Neither the chimp nor the human genome are completely assembled, so that would be the first major problem. There are gaps in each alignment, and those gaps will be in different places in each alignment. This means that a lack of a match between the genome assemblies could simply be a gap in the alignment in one of the genomes.
It would be interesting to see the results for the same comparison of the chimp and gorilla genomes. It is the pattern of similarity that evidences common ancestry and evolution, not a set percentage. If there are more differences between the chimp and gorilla genome, then what?
You probably know that on the topic of Human/Chimp genome comparison, I’m not exactly an “easy sell”.
But your “Final Summary” is impressive in its conciseness, its frankness and even in its elegant simplification of highly complex data.
I celebrate your most important sentence!:
“The percentage of nucleotides in the human genome that had one-to-one exact matches in the chimpanzee genome was 82.34%.”
Intuitively speaking, this is seems to be the best way most of us can tune into this issue:
by comparing “one-to-one exact matches in the genome”. This might not be the best approach for all purposes, but it is certainly an excellent benchmark to start with. If anyone reads anything in this thread, it should be your Final Summary!
Best wishes, George Brooks
Good to know this.
Also good to know when comparing program P1 ‘build a chimp’ and program P2 ‘build a human’, is whether P1 and P2 only differ in their parameters or also in their dimensions. If the difference is only in the parameters, P1 can change into P2 by random variation of its parameters and selection. If the difference is also in the dimensions, billions of variations of the parameters during billions of years cannot produce a change in dimensions (= second order change/ transformation / innovation). The progress of science in the ENCODE-project (see: https://www.encodeproject.org/ ) will reveal eventually the type of differences between P1 and P2. Notice that change of P1 and P2 in their dimensions is antagonized by mutation repair systems. (see: Can mutations produce mutation repair systems? )
Dr. William DeJong
This might be a reasonable question if genomes were programs or had parameters and dimensions.
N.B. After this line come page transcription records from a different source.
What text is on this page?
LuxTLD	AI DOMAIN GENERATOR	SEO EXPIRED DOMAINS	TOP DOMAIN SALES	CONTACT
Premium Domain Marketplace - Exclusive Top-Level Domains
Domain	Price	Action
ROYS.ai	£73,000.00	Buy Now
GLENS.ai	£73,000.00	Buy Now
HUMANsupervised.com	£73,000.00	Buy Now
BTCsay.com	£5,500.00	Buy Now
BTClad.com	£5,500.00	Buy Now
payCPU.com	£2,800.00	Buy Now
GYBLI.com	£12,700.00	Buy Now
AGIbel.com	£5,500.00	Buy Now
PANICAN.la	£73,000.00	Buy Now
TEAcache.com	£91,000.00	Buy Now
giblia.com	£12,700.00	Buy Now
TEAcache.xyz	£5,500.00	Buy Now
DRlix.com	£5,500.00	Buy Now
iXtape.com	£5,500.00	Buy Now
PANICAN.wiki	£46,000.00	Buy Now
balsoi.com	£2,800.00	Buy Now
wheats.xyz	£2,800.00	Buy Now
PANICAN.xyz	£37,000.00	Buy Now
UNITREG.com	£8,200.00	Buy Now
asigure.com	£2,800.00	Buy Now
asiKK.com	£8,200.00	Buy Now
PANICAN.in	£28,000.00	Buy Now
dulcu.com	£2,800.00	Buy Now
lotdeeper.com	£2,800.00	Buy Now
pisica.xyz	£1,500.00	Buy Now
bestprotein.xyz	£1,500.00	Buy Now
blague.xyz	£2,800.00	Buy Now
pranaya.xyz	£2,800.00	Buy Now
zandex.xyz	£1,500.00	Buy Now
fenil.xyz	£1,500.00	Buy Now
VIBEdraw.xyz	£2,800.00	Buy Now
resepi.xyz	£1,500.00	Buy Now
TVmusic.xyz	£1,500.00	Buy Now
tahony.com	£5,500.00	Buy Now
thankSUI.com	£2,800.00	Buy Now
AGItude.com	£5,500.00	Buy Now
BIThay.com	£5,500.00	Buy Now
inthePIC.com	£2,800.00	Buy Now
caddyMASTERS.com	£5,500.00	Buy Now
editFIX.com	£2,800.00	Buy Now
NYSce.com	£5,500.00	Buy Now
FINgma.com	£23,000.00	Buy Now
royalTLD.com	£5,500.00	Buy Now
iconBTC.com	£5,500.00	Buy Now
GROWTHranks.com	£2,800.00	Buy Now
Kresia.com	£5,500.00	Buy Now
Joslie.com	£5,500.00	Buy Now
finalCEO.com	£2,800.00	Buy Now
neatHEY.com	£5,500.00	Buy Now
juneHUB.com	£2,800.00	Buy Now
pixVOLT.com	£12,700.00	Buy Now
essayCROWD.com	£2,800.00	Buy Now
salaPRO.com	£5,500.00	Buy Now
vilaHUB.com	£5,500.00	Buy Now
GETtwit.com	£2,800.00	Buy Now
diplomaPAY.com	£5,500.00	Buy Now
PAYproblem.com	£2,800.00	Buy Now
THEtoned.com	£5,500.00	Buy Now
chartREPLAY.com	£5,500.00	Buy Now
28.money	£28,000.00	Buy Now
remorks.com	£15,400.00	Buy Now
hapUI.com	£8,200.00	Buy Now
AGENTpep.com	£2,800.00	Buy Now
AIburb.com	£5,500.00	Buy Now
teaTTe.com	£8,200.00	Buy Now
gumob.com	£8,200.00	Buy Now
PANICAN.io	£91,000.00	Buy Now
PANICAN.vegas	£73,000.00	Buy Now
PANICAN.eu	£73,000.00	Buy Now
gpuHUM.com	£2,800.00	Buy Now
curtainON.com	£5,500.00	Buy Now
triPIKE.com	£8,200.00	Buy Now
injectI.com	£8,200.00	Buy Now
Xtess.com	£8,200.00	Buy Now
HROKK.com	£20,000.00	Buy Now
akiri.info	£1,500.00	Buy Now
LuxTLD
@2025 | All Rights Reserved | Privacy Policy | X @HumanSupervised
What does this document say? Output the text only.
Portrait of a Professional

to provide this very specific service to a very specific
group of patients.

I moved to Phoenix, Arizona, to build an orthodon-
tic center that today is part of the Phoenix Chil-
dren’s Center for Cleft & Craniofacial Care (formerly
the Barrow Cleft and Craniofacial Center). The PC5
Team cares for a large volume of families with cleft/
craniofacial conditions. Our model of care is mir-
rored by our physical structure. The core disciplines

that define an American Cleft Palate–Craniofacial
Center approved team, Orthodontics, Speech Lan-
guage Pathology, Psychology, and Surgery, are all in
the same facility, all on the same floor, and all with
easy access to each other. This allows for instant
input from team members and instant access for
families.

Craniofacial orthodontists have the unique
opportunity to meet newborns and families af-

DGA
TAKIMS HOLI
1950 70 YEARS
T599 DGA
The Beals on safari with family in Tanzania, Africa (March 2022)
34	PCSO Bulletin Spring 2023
But WilliamDJ says it does so that must mean it is true.
Comparing DNA to a program is not a bad analogy but at a fundamental level it breaks down.
It’s an okay analogy for some purposes, terrible for others. (And programs don’t have dimensions either.)
Are you hijacking the thread with the mutation repair Red Herring? 1. If there are still mutations despite mutation repair systems, and if mutation repair systems are genetically established, I really can’t see the point of bringing back that old saw horse to a topic that won’t benefit a bit by its introduction!